Immunoblots of UNC-76 protein. Proteins from mixed-stage populations of worms were separated on (A) 7.5% and (B) 10% polyacrylamide gels, blotted with affinity-purified anti-UNC-76 serum and reacted with a peroxidase-conjugated anti-rabbit antiserum and the ECL chemiluminescent reagent (Amersham). The UNC-76 transformant carried the rescuing plasmid p76–16B in an unc-76(e911) background and contained the e911 mutant form of UNC-76 protein, not visible in this exposure, in addition to the wild-type form. Bands indicated by asterisks probably do not represent UNC-76 protein, because they appeared in only a subset of samples from wild-type and unc-76 mutant animals in other experiments (data not shown) and were unaffected by unc-76 mutations.

Figure 4

Localization of UNC-76 and UNC-76::β-galactosidase fusion proteins.
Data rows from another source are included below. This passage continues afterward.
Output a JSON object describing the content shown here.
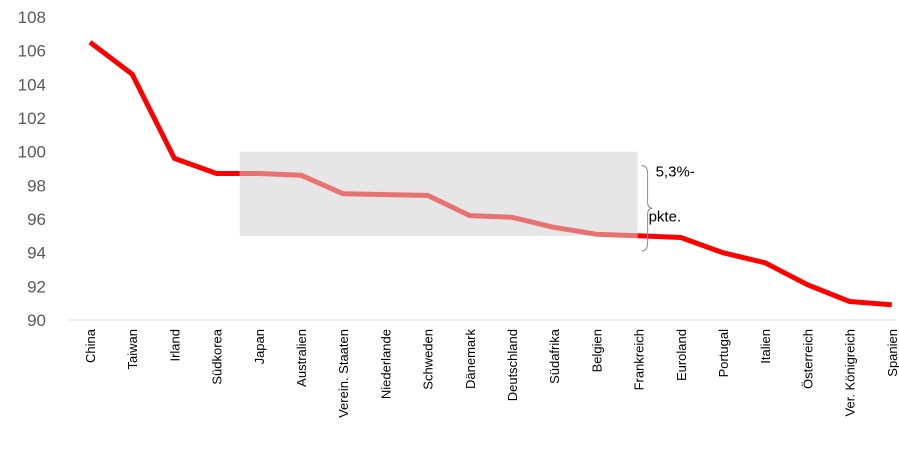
{
  "chart_data": {
    "type": "line",
    "categories": [
      "China",
      "Taiwan",
      "Irland",
      "Südkorea",
      "Japan",
      "Australien",
      "Verein. Staaten",
      "Niederlande",
      "Schweden",
      "Dänemark",
      "Deutschland",
      "Südafrika",
      "Belgien",
      "Frankreich",
      "Euroland",
      "Portugal",
      "Italien",
      "Österreich",
      "Ver. Königreich",
      "Spanien"
    ],
    "series": [
      {
        "values": [
          106.5,
          104.6,
          99.6,
          98.7,
          98.7,
          98.6,
          97.5,
          97.45,
          97.4,
          96.2,
          96.1,
          95.5,
          95.1,
          95.0,
          94.9,
          94.0,
          93.4,
          92.1,
          91.1,
          90.9
        ]
      }
    ],
    "ylim": [
      90,
      108
    ],
    "yticks": [
      90,
      92,
      94,
      96,
      98,
      100,
      102,
      104,
      106,
      108
    ],
    "grid": false,
    "line_color": "#ff0000",
    "highlight_line_color": "#e87272",
    "highlight_box_color": "#e6e6e6",
    "highlight_range": {
      "from": "Japan",
      "to": "Frankreich",
      "ymin": 95,
      "ymax": 100
    },
    "annotation": {
      "line1": "5,3%-",
      "line2": "pkte."
    }
  }
}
Anterior is to the left, and dorsal is at the top. (A) UNC-76 protein in a wild-type adult is visible in the nerve ring (nr), ventral cord (vnc), dorsal cord (dc), and dorsal and ventral sublateral process tracts (arrows). UNC-76 protein in a wild-type adult (B) is more abundant than in an unc-76(ev424) mutant adult (C). (D) Dorsal region of a wild-type adult just anterior to the vulva. Staining is visible in the dorsal nerve cord (dc), dorsal sublateral tracts (sl), a left lateral tract (ll), and two motor commissures (c). (E) Midbody region of a wild-type adult. Staining is visible in cell bodies of PVDR, PDER, HSNR, and CANR as well as the dorsal (dc) and ventral (vnc) nerve cords, several longitudinal process tracts (arrowheads), and the circumferentially directed HSN axon (arrow). UNC-76 staining near the midbody region of L2 (F) and adult (G) ventral nerve cords and the corresponding nuclei visualized by diamidinophenolindole (I and J). (H) An UNC-86::UNC-76::β-galactosidase fusion protein encoded by p86/76–1 is localized to axons (arrow) as well as cell bodies (arrowheads) in a small set of neurons in the head of an adult stained with anti-β-galactosidase antibodies. (K) The equivalent UNC-86::β-galactosidase fusion protein lacking UNC-76 sequences (encoded by p86-L1) is confined primarily to cell bodies (arrowheads). Cell identities in H and K were not determined. [Bars = 50 μm (A–C, E, H, and K) and 10 μm (D, F, G, I, and J).]

Figure 5

Restoration of locomotion and ventral cord fasciculation in unc-76(e911) worms by FEZ1. (A–D) Animals were photographed after 1 h on slightly dried agar plates without bacteria. (A) Wild type; (B) unc-76(e911); (C) unc-76(e911) carrying the C. elegans unc-76 gene in p76–16B; (D) unc-76(e911) carrying the human FEZ1 gene in p76-HsA-5. (E-G) Ventral nerve cords just posterior to the heads of adults stained with anti-GABA antisera. Anterior is at the left. (E) Wild type; (F) unc-76(e911); (G) dpy-20(e1292ts); unc-76(e911) carrying the human FEZ1 gene in p76-HsA-5 and the C. elegans dpy-20 gene. Arrowheads, regions of defasciculation. Axons perpendicular to ventral nerve cord in F are motor commissures, out of the plane of focus in E and G. (Bar = 5 μm.)